Synonym: Stomatitis aphthosa

Definition und klinisches Bild

bläschenförmige, einmalig auftretende Entzündung der gesamten Mundhöhle im Kindesalter mit Fieber, ausgelöst durch eine Erstinfektion mit Herpes simplex Virus Typ 1 (labialis) oder Typ 2 (genitalis), meist in Armutsvierteln; sie kommt auch bei Erwachsenen vor; etwa 50% der Infektionen verlaufen subklinisch; Infektiös (zahnärztliches Personal!).

klinische Zeichen einer primären Infektion sind
  • Gingivitis: diffuses Erythem und Ödem, gelegentlich hämorrhagisch
  • orale Ulzera: multiple Bläschen von 1 mm bis 1 cm Durchmesser und rundliche, disseminierte, später konfluierte Ulzera mit Fibrinbelägen und erythematösem Rand; sehr schmerzhaft; Tonsillen und Pharynx sind fast immer ausgespart
  • zervikale Lympknotenschwellung (Lymphadenitis)
  • Fieber
  • Abgeschlagenheit, Appetitlosigkeit, Reizbarkeit
  • selten: Hautveränderungen (z.

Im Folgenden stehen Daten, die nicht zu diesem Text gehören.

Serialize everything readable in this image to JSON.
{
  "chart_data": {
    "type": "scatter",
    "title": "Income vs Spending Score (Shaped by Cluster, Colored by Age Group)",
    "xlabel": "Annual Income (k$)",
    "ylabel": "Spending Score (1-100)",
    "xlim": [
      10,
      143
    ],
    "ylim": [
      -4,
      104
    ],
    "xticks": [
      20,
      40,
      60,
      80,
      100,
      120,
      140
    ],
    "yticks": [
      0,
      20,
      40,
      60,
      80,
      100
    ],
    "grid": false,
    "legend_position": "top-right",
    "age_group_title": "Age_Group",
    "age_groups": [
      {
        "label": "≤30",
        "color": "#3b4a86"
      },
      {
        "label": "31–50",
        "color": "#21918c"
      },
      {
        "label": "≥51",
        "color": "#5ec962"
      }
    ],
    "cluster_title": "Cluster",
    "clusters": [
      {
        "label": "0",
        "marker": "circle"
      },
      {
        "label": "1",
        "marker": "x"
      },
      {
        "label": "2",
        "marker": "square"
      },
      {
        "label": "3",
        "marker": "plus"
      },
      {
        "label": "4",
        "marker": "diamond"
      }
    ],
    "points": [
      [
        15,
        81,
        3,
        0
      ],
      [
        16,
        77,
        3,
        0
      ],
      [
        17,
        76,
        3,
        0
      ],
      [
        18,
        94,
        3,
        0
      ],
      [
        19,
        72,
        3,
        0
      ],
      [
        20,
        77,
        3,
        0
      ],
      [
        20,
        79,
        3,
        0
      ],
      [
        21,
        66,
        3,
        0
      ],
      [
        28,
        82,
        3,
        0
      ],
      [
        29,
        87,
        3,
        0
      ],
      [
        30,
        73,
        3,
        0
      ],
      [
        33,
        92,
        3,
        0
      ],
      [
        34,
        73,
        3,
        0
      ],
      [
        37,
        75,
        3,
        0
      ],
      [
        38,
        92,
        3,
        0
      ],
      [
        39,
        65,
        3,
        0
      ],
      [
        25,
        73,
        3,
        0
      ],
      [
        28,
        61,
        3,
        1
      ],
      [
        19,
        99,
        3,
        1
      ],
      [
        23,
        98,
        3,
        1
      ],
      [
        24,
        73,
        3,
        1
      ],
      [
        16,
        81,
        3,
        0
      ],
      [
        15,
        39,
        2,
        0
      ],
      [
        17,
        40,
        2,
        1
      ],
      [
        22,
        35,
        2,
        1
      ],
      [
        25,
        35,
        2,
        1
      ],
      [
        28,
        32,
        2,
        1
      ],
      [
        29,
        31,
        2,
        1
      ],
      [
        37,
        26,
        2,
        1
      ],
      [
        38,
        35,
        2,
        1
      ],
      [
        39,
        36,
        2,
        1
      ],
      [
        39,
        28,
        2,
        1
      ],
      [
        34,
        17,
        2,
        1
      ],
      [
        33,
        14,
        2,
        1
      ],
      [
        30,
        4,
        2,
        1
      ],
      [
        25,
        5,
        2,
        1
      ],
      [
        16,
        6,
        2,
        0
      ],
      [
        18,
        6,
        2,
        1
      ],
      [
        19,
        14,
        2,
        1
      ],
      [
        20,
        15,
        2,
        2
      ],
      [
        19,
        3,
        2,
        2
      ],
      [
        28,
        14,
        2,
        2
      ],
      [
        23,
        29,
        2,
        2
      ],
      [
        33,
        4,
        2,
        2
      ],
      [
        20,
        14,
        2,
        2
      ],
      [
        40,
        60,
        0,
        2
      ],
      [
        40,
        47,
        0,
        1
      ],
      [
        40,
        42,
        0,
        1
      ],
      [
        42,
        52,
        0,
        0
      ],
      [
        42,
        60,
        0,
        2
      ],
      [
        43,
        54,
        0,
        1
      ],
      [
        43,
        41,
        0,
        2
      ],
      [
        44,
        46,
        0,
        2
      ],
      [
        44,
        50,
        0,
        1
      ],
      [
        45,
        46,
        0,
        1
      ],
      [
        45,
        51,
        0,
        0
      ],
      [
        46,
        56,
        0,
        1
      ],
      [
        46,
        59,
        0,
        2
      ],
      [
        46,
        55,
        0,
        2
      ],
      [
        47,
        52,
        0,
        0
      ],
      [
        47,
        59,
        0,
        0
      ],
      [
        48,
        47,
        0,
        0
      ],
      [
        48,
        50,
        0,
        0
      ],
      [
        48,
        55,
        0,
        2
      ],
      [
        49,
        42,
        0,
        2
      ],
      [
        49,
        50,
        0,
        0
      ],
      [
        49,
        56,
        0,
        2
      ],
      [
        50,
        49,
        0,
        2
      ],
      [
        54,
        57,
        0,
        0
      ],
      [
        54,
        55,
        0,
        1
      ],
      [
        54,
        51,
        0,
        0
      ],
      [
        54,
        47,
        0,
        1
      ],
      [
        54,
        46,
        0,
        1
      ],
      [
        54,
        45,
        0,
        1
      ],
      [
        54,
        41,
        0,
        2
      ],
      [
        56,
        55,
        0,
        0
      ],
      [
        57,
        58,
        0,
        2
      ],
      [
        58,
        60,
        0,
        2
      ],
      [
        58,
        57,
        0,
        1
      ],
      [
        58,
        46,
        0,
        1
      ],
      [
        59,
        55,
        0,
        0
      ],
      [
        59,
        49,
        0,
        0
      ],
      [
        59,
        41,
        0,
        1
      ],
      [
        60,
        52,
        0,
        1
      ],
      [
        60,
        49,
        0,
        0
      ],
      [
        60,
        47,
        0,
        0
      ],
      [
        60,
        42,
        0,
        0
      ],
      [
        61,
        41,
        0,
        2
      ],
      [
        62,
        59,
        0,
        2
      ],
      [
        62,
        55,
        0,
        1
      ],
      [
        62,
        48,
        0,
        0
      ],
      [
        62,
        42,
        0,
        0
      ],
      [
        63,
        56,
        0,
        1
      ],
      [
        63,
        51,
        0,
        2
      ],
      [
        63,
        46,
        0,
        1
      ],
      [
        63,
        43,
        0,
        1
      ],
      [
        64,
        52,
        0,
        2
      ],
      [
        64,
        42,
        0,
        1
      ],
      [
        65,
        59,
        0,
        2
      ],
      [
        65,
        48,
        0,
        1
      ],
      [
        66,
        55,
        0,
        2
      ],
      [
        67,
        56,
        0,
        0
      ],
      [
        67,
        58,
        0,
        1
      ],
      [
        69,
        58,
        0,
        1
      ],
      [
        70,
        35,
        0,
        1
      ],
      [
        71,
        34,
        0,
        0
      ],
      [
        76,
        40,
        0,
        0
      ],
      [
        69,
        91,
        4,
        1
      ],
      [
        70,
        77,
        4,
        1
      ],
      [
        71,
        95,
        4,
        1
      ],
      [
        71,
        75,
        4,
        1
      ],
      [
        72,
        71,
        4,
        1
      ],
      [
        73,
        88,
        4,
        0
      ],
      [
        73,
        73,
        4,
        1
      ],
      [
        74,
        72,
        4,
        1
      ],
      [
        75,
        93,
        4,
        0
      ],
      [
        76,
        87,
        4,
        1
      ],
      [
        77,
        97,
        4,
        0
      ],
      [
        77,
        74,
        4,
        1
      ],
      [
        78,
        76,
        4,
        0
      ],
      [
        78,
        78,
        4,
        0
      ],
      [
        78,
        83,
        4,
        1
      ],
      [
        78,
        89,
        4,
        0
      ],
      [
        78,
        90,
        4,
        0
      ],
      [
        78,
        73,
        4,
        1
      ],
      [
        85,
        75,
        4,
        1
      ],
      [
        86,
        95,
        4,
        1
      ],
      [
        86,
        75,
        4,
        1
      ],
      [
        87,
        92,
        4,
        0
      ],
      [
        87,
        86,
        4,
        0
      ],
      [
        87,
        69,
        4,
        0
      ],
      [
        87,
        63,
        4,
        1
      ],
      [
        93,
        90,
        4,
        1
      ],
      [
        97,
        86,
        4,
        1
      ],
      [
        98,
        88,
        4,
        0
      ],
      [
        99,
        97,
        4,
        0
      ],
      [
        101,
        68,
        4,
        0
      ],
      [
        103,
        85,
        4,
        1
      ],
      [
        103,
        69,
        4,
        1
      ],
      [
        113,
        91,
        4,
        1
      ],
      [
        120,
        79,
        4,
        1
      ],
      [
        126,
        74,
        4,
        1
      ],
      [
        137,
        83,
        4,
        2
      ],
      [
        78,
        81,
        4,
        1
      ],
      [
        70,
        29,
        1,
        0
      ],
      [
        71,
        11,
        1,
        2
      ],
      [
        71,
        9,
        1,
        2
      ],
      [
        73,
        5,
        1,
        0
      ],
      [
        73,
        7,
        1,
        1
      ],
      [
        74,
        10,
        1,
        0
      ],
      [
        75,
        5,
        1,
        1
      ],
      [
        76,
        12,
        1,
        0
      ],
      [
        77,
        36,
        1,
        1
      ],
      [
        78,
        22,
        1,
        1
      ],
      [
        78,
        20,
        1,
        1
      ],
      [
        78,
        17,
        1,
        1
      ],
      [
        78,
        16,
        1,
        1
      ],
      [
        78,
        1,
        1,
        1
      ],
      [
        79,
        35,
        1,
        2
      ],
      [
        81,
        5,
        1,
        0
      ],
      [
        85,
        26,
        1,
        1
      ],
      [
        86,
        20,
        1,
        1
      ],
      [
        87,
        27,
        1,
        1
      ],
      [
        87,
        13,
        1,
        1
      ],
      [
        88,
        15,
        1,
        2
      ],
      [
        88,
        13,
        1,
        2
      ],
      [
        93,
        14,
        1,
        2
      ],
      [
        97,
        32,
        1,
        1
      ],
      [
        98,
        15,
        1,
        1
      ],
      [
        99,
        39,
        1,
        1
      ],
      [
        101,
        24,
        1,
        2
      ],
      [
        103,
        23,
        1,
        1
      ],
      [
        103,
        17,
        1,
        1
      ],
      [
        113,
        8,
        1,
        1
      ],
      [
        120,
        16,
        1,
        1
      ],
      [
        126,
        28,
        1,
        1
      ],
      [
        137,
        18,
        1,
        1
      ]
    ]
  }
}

B. Erythema exsudativum multiforme) oder Augenbeteiligung
Rezidive treten meist in Form einer Herpes labialis auf, bei immungeschwächten Patienten jedoch als intraorale Ulzera. Das Rezidiv kann ausgelöst werden durch Trauma, körperliche Überanstrengung, Menstruation, Schwangerschaft, psychischer Stress, Allergie, Sonnenbestrahlung, gastrointestinale Erkrankungen u. a.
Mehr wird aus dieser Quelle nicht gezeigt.